SACRAMENTO, Calif. — The California Air Resources Board has approved a grant that would allow the Napa Valley Wine Train to replace — and, under regulatory requirements, destroy — six vintage diesels with two Tier 4 compliant switchers.
The approval, which occurred earlier this year, according to the CARB website, covers two of the Wine Train’s signature ex-Canadian National, ex-VIA Rail Canada FPA4 locomotives; an ex-Southern Pacific RS11; a GP9R; an ex-U.S. Navy GE 65-ton switcher, and an ex-U.S. Air Force GE 80-ton switcher. All of the locomotives involved were built in 1959 or earlier. They would be replaced by two 1,560-hp Knoxville Locomotive Works locomotives. Napa Valley Wine Train has told the Bay Area Air Quality Management District the two new units “will be able to perform the same scope of work as the six [replaced] units, despite the overall decrease in horsepower,” according to the CARB’s approval.

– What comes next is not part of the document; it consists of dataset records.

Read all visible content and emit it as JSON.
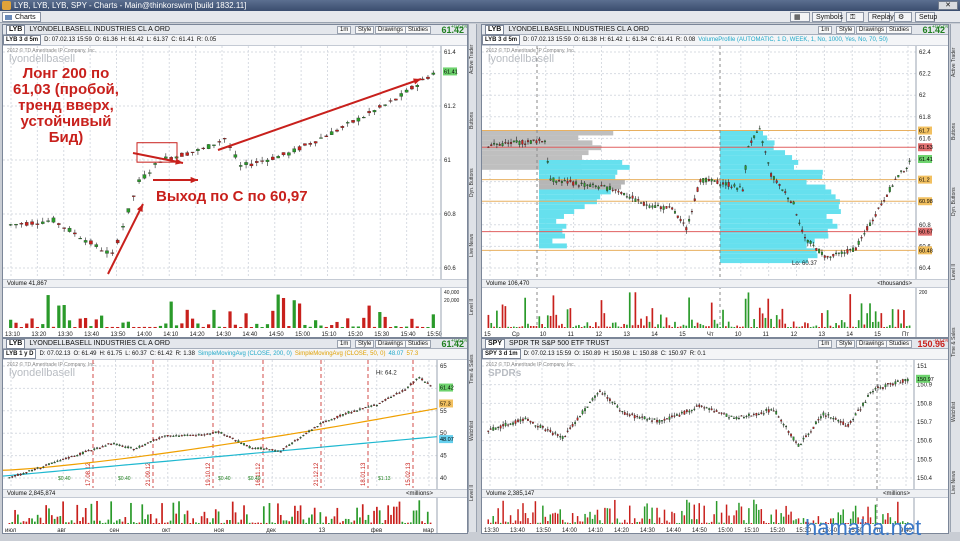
{
  "window": {
    "title": "LYB, LYB, LYB, SPY - Charts - Main@thinkorswim [build 1832.11]",
    "tab": "Charts"
  },
  "toolbar": {
    "symbols": "Symbols",
    "replay": "Replay",
    "setup": "Setup"
  },
  "panels": [
    {
      "symbol": "LYB",
      "desc": "LYONDELLBASELL INDUSTRIES CL A ORD",
      "agg": "LYB 3 d 5m",
      "info": [
        "D: 07.02.13 15:59",
        "O: 61.36",
        "H: 61.42",
        "L: 61.37",
        "C: 61.41",
        "R: 0.05"
      ],
      "price": "61.42",
      "pct": "+0.61%",
      "wm": "lyondellbasell",
      "copy": "2012 © TD Ameritrade IP Company, Inc.",
      "yticks": [
        "61.4",
        "61.2",
        "61",
        "60.8",
        "60.6"
      ],
      "xticks": [
        "13:10",
        "13:20",
        "13:30",
        "13:40",
        "13:50",
        "14:00",
        "14:10",
        "14:20",
        "14:30",
        "14:40",
        "14:50",
        "15:00",
        "15:10",
        "15:20",
        "15:30",
        "15:40",
        "15:50"
      ],
      "vol": "Volume  41,867",
      "vticks": [
        "40,000",
        "20,000"
      ],
      "tag": "61.41"
    },
    {
      "symbol": "LYB",
      "desc": "LYONDELLBASELL INDUSTRIES CL A ORD",
      "agg": "LYB 3 d 5m",
      "info": [
        "D: 07.02.13 15:59",
        "O: 61.38",
        "H: 61.42",
        "L: 61.34",
        "C: 61.41",
        "R: 0.08"
      ],
      "study": "VolumeProfile (AUTOMATIC, 1 D, WEEK, 1, No, 1000, Yes, No, 70, 50)",
      "price": "61.42",
      "pct": "+0.61%",
      "wm": "lyondellbasell",
      "copy": "2012 © TD Ameritrade IP Company, Inc.",
      "yticks": [
        "62.4",
        "62.2",
        "62",
        "61.8",
        "61.6",
        "61.4",
        "61.2",
        "61",
        "60.8",
        "60.6",
        "60.4"
      ],
      "xticks": [
        "15",
        "Ср",
        "10",
        "11",
        "12",
        "13",
        "14",
        "15",
        "Чт",
        "10",
        "11",
        "12",
        "13",
        "14",
        "15",
        "Пт"
      ],
      "vol": "Volume  106,470",
      "vunit": "<thousands>",
      "vticks": [
        "200"
      ],
      "lo": "Lo: 60.37",
      "tags": [
        "61.7",
        "61.53",
        "61.41",
        "61.2",
        "60.98",
        "60.67",
        "60.48"
      ]
    },
    {
      "symbol": "LYB",
      "desc": "LYONDELLBASELL INDUSTRIES CL A ORD",
      "agg": "LYB 1 y D",
      "info": [
        "D: 07.02.13",
        "O: 61.49",
        "H: 61.75",
        "L: 60.37",
        "C: 61.42",
        "R: 1.38"
      ],
      "study": "SimpleMovingAvg (CLOSE, 200, 0)",
      "study2": "SimpleMovingAvg (CLOSE, 50, 0)",
      "sv1": "48.07",
      "sv2": "57.3",
      "price": "61.42",
      "pct": "+0.61%",
      "wm": "lyondellbasell",
      "copy": "2012 © TD Ameritrade IP Company, Inc.",
      "yticks": [
        "65",
        "60",
        "55",
        "50",
        "45",
        "40"
      ],
      "xticks": [
        "июл",
        "авг",
        "сен",
        "окт",
        "ноя",
        "дек",
        "13",
        "фев",
        "мар"
      ],
      "vol": "Volume  2,845,874",
      "vunit": "<millions>",
      "hi": "Hi: 64.2",
      "tags": [
        "61.42",
        "57.3",
        "48.07"
      ],
      "dates": [
        "17.08.12",
        "21.09.12",
        "19.10.12",
        "16.11.12",
        "21.12.12",
        "18.01.13",
        "15.02.13"
      ],
      "divs": [
        "$0.40",
        "$0.40",
        "$0.40",
        "$0.40",
        "$1.13"
      ]
    },
    {
      "symbol": "SPY",
      "desc": "SPDR TR S&P 500 ETF TRUST",
      "agg": "SPY 3 d 1m",
      "info": [
        "D: 07.02.13 15:59",
        "O: 150.89",
        "H: 150.98",
        "L: 150.88",
        "C: 150.97",
        "R: 0.1"
      ],
      "price": "150.96",
      "pct": "-0.17%",
      "wm": "SPDRs",
      "copy": "2012 © TD Ameritrade IP Company, Inc.",
      "yticks": [
        "151",
        "150.9",
        "150.8",
        "150.7",
        "150.6",
        "150.5",
        "150.4"
      ],
      "xticks": [
        "13:30",
        "13:40",
        "13:50",
        "14:00",
        "14:10",
        "14:20",
        "14:30",
        "14:40",
        "14:50",
        "15:00",
        "15:10",
        "15:20",
        "15:30",
        "15:40",
        "15:50",
        "Пт",
        "9:40"
      ],
      "vol": "Volume  2,385,147",
      "vunit": "<millions>",
      "tag": "150.97"
    }
  ],
  "annotations": {
    "long": "Лонг 200 по 61,03 (пробой, тренд вверх, устойчивый Бид)",
    "exit": "Выход по С по 60,97"
  },
  "watermark": "hamaha.net",
  "side_left": [
    "Active Trader",
    "Buttons",
    "Dyn. Buttons",
    "Live News",
    "Level II",
    "Time & Sales",
    "Watchlist",
    "Level II"
  ],
  "side_right": [
    "Active Trader",
    "Buttons",
    "Dyn. Buttons",
    "Level II",
    "Time & Sales",
    "Watchlist",
    "Live News"
  ]
}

Napa Valley Wine Train received more than $2 million for the locomotive replacement when federal Consolidated Rail Infrastructure and Safety Improvement Program, or CRISI, grants were announced in September [see “Federal Railroad Administration awards more than $1.4 billion …,” Trains News Wire, Sept. 25, 2023]. The CRISI announcement indicated the tourist railroad would “replace seven highly polluting locomotives with three near-zero-emission locomotives;” no explanation of the difference in figures between the state and federal documents was immediately available. Napa Valley Wine Train and the Bay Area Air Quality Management Districta are to provide 75% of the funding for the project.